Lara Davies Welsh, b. 1985

Overview
Lara Davies’ ‘stripes’ evoke memories of domestic space but also touch on the faded seaside towns that structured her childhood: deckchairs in the sand, awnings and windbreaks sheltering hardy beachgoers recovering with a luke-warm flask of tea. The paintings of Lara Davies speak to the resonance of place and memory, relations and time that structure our lives.
 
–John Slyce

Lara Davies (b. 1985, Maesteg, Wales) lives and works in London. Her work is held in both private and public collections, including the Contemporary Art Society of Wales and the AllBright Mayfair Members’ Club. In 2022 she graduated with an MA in Painting from the Royal College of Art.  Davies has exhibited widely, including in the 2018 John Moores Painting Prize and the 2017 National Eisteddfod of Wales.

 

Davies’ recent paintings began as an attempt to paint the longing for her beloved country, that is, up until she realised she wasn’t the least bit homesick. She instead turned to her new house, which provided a novel backdrop to everyday life.
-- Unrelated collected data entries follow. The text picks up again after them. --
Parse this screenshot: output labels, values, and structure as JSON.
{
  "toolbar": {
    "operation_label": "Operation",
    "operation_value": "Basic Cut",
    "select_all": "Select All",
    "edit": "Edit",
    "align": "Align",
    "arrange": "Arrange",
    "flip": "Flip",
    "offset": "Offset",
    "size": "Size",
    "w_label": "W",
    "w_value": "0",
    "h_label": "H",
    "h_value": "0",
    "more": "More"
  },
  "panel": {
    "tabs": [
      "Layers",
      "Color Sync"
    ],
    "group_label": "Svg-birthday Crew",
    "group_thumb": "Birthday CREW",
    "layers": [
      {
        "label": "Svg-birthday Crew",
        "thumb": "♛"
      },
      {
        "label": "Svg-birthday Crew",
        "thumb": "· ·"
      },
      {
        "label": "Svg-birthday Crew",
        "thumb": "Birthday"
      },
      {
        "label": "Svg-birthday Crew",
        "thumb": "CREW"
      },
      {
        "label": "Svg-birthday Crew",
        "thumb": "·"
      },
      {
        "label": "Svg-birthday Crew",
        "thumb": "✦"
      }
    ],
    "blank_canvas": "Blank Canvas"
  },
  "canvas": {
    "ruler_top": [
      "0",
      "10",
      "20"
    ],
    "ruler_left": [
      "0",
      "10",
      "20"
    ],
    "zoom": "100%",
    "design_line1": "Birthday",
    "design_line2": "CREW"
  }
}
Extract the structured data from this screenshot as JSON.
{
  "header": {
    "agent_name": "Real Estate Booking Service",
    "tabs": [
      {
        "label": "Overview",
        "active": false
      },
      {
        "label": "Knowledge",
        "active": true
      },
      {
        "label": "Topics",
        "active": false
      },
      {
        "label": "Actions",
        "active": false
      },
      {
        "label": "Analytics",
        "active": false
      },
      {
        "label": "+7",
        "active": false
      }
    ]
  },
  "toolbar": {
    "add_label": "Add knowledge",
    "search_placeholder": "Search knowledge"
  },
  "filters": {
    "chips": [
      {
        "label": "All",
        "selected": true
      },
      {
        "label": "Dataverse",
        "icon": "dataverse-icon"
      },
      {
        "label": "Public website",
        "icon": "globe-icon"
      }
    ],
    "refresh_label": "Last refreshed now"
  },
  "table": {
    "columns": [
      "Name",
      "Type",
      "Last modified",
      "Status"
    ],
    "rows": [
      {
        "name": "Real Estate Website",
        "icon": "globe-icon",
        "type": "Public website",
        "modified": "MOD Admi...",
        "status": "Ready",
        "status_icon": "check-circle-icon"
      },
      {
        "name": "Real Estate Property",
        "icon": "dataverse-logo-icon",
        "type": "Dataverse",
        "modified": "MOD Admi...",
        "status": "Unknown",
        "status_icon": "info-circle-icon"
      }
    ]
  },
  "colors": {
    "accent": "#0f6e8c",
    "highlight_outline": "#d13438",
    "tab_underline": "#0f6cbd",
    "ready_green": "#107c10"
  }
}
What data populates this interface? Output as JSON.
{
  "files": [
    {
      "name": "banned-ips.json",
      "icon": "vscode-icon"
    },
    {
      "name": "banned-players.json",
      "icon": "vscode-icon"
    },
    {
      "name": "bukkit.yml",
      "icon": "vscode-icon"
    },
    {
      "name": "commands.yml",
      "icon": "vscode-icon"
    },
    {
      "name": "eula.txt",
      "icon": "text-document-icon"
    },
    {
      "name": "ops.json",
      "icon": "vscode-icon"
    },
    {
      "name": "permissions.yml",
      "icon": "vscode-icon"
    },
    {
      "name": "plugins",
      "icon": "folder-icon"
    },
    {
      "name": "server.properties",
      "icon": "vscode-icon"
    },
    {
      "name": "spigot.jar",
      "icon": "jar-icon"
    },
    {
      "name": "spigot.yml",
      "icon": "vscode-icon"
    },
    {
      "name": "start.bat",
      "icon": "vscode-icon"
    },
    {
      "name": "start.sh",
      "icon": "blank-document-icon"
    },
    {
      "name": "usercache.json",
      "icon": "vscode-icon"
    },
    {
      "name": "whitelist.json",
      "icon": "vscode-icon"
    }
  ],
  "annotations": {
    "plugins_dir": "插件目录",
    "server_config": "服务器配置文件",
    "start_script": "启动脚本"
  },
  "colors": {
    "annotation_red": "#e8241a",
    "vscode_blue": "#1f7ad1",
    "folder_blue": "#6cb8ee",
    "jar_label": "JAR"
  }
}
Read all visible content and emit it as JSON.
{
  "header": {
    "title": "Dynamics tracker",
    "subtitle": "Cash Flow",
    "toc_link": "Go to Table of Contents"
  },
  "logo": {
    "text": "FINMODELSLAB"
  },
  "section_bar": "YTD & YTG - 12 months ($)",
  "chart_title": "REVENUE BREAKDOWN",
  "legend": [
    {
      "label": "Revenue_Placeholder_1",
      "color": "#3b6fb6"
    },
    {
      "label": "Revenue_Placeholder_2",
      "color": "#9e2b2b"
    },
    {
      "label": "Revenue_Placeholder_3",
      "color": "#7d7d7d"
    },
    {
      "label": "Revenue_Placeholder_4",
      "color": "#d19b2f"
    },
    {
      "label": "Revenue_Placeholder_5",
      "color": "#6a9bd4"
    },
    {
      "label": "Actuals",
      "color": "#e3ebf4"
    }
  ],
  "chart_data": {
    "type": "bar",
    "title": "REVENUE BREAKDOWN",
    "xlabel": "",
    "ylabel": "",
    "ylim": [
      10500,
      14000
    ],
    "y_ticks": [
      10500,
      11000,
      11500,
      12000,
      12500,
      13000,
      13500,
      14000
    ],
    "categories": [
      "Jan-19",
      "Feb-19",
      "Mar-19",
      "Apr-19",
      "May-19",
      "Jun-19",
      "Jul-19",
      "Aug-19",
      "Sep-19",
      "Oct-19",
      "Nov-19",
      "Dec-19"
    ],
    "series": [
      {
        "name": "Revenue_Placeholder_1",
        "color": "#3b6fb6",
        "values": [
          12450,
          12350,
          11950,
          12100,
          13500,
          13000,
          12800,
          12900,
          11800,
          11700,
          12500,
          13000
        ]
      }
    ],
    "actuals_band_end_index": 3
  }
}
The striped wallpaper of her shared accommodation became a way in to negotiate the historical legacies of the engagements with place and potential in painting–from Pierre Bonnard to Daniel Buren. Her paintings act as photograms, absorbing the evidence of communal existence, and a London life she unexpectedly loves. A sense of longing is still palpable in the languid surfaces of her paintings full, as they are, of a grubby nostalgic interiority located in relationships to space.

 

Lara Davies’ ‘stripes’ evoke memories of domestic space but also touch on the faded seaside towns that structured her childhood: deckchairs in the sand, awnings and windbreaks sheltering hardy beachgoers recovering with a luke-warm flask of tea. The paintings of Lara Davies speak to the resonance of place and memory, relations and time that structure our lives.